Fun with Clojure: Turning Cats into Dogs in Hanoi

Finding a Connection

I’ve been having fun brushing up on basic graph theory lately. It’s amazing how many problems can be modeled with it. To that end, I did a code kata the other day that lent itself to a graph-based solution:

. . . the challenge is to build a chain of words, starting with one particular word and ending with another. Successive entries in the chain must all be real words, and each can differ from the previous word by just one letter.

One way to approach this is to think of all valid words as nodes in a graph, where words that differ from each other by one letter are connected. To find a path between one word, say “cat”, and another, “dog”, traverse the graph breadth-first starting at the “cat” node until you find the “dog” node.
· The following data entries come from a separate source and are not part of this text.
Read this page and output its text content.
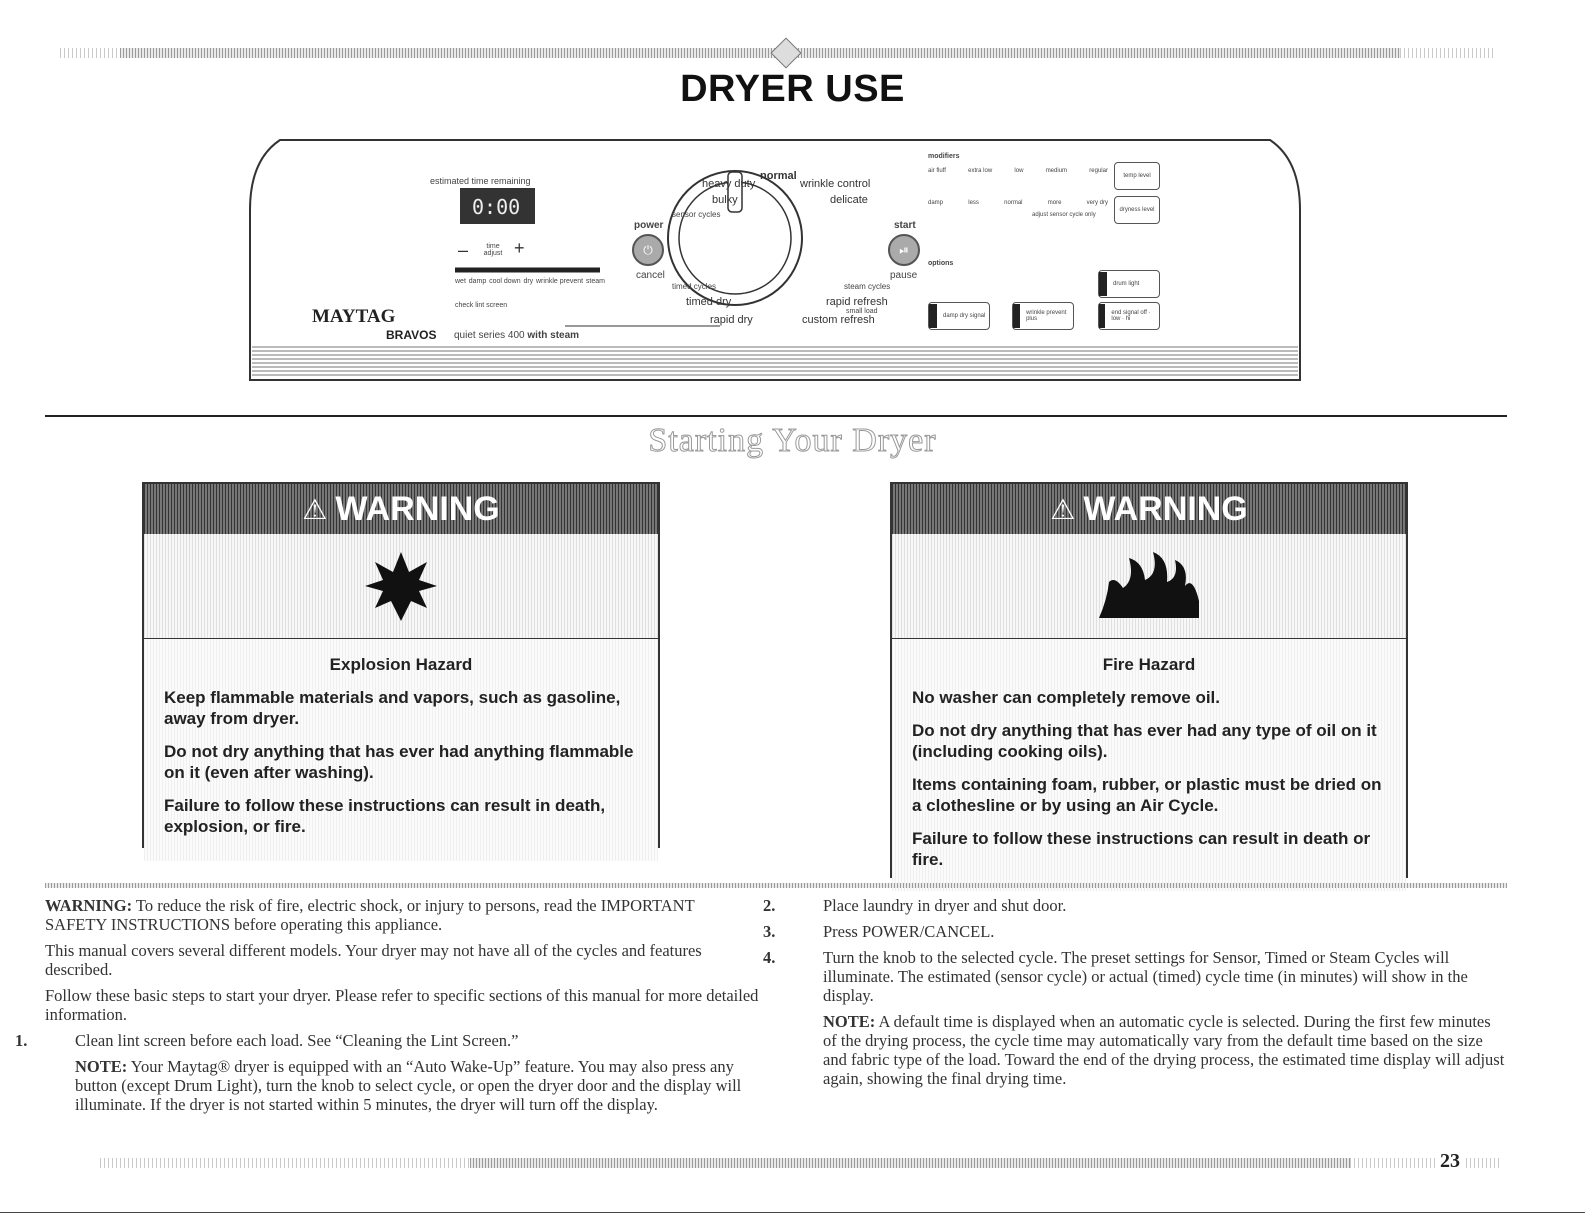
DRYER USE
estimated time remaining
0:00
–	time adjust +
wet damp cool down dry wrinkle prevent steam
check lint screen
MAYTAG
BRAVOS quiet series 400 with steam
power
⏻
cancel
start
⏯
pause
normal
heavy duty	wrinkle control
bulky	delicate
sensor cycles
timed cycles	steam cycles
timed dry	rapid refresh
small load
rapid dry	custom refresh
modifiers
air fluff	extra low	low	medium	regular
temp level
damp	less	normal	more	very dry
adjust sensor cycle only
dryness level
options
drum light
damp dry signal	wrinkle prevent plus
end signal off · low · hi
Starting Your Dryer
⚠ WARNING
Explosion Hazard

Keep flammable materials and vapors, such as gasoline, away from dryer.

Do not dry anything that has ever had anything flammable on it (even after washing).

Failure to follow these instructions can result in death, explosion, or fire.

⚠ WARNING
Fire Hazard

No washer can completely remove oil.

Do not dry anything that has ever had any type of oil on it (including cooking oils).

Items containing foam, rubber, or plastic must be dried on a clothesline or by using an Air Cycle.

Failure to follow these instructions can result in death or fire.

WARNING: To reduce the risk of fire, electric shock, or injury to persons, read the IMPORTANT SAFETY INSTRUCTIONS before operating this appliance.

This manual covers several different models. Your dryer may not have all of the cycles and features described.

Follow these basic steps to start your dryer. Please refer to specific sections of this manual for more detailed information.

1.	Clean lint screen before each load. See “Cleaning the Lint Screen.”

NOTE: Your Maytag® dryer is equipped with an “Auto Wake-Up” feature. You may also press any button (except Drum Light), turn the knob to select cycle, or open the dryer door and the display will illuminate. If the dryer is not started within 5 minutes, the dryer will turn off the display.

2.	Place laundry in dryer and shut door.

3.	Press POWER/CANCEL.

4.	Turn the knob to the selected cycle. The preset settings for Sensor, Timed or Steam Cycles will illuminate. The estimated (sensor cycle) or actual (timed) cycle time (in minutes) will show in the display.

NOTE: A default time is displayed when an automatic cycle is selected. During the first few minutes of the drying process, the cycle time may automatically vary from the default time based on the size and fabric type of the load. Toward the end of the drying process, the estimated time display will adjust again, showing the final drying time.

23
Implementing this in Clojure is a cinch. First let’s create a dictionary of the words we’ll use:

(def dictionary
  (->> (slurp "/usr/share/dict/words")
       split-lines
       (map lower-case)
       (into #{})))

This takes in words from a file (OS X’s built-in dict here) and sticks them in a set. Having the words in a set gives us a fast and easy way to check whether a word is valid:

(filter dictionary ["cuspidor" "cromulent" "xebec"])
=> ("cuspidor" "xebec")

Next we need a function to give us a word’s neighbors:

(def alphabet "abcdefghijklmnopqrstuvwxyz")

(defn edits [^String word]
  "Returns words that differ from word by one letter. E.g.,
  cat => fat, cut, can, etc."
  (->> word
       (map-indexed (fn [i c]
                      (let [sb (StringBuilder. word)]
                        (for [altc alphabet :when (not= altc c)]
                          (str (doto sb (.setCharAt i altc)))))))
       (apply concat)
       (filter dictionary)))

For every letter in a word, replace it with every other letter in the alphabet; collect all these variations together and then keep only the legit ones.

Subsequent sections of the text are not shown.